Consider the end of QE1 and QE2. Shortly after those programs were ended, in March 2010 and June 2011, the Dow Jones quickly lost steam, to the tune of around 2,000 points in both cases. Though external factors like U.S. fiscal deadlocks and European debt crises contributed to those plunges, the end of asset purchases likely also played a part in a softening stock market.
But because the Fed will likely take its foot off the QE3 pedal slowly, possibly even reducing the size of its purchases before ending the program, it could cushion the blow to markets after QE3 ends. Exactly when that end might come appears to still be a matter of dispute for committee members. In their March minutes, some officials advocated tapering the program at the end of 2013. However, most agreed that the purchases had boosted the economy.
"If the Fed were to remove all the stimulus all at once, sure, there would be an impact on markets.

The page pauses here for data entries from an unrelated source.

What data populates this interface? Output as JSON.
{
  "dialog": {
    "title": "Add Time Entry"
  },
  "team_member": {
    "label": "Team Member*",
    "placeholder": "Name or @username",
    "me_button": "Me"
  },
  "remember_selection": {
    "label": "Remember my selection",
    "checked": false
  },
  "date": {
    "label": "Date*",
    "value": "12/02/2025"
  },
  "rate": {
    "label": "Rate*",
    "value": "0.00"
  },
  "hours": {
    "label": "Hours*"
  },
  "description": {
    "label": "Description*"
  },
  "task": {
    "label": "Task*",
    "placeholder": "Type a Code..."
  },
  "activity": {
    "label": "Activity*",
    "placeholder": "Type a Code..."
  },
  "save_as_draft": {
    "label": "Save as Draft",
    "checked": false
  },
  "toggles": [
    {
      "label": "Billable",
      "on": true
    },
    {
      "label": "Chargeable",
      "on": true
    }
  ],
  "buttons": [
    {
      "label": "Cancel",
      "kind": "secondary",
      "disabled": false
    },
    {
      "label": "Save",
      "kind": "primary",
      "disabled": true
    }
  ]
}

But they're going to do it gradually," says John Canally, investment strategist at LPL Financial.
In addition, it helps that the Fed intends to end QE only in a vastly improved labor market.
"That's the beauty of the outcome-based [easing] versus the time-based. When they do have to remove the stimulus, they're only doing it against the backdrop of a stronger economy," says Canally.
That means even less risk to financial assets, potentially buoying the rich even more.
The Fed, of course, undertook QE3 and low interest rates to stimulate the economy, not to boost one group of Americans over another. And indeed, Fed policies have arguably contributed to recent strong improvements in home values, which boosts wealth for many Americans. Yet the fact that middle-class and poor Americans are still struggling means that the recovery will still likely be a long time in coming.
"A lot of this hasn't flowed into the pockets of your average consumer," says Kathy Jones, Fixed Income Strategist at the Schwab Center for Financial Research. "Until we have that piece of the puzzle solved it's going to be slow going."
All of this makes it sound as if Fed policy has been disastrous for poor Americans, but that's not true. Even if it is demonstrably true that Bernanke & Co. are increasing economic inequality, easing has also arguably stimulated growth, keeping the poor afloat while it boosts stock prices.
"All else being equal, doing QE has helped the economy more than doing nothing," says Canally. "The Fed has probably created some jobs that would not have been created otherwise." He adds, however, that determining exactly how many jobs is remarkably difficult.
But the upshot may well be that while a low interest rates on savings account may be painful, without Fed stimulus Americans might have less money to put in those accounts in the first place.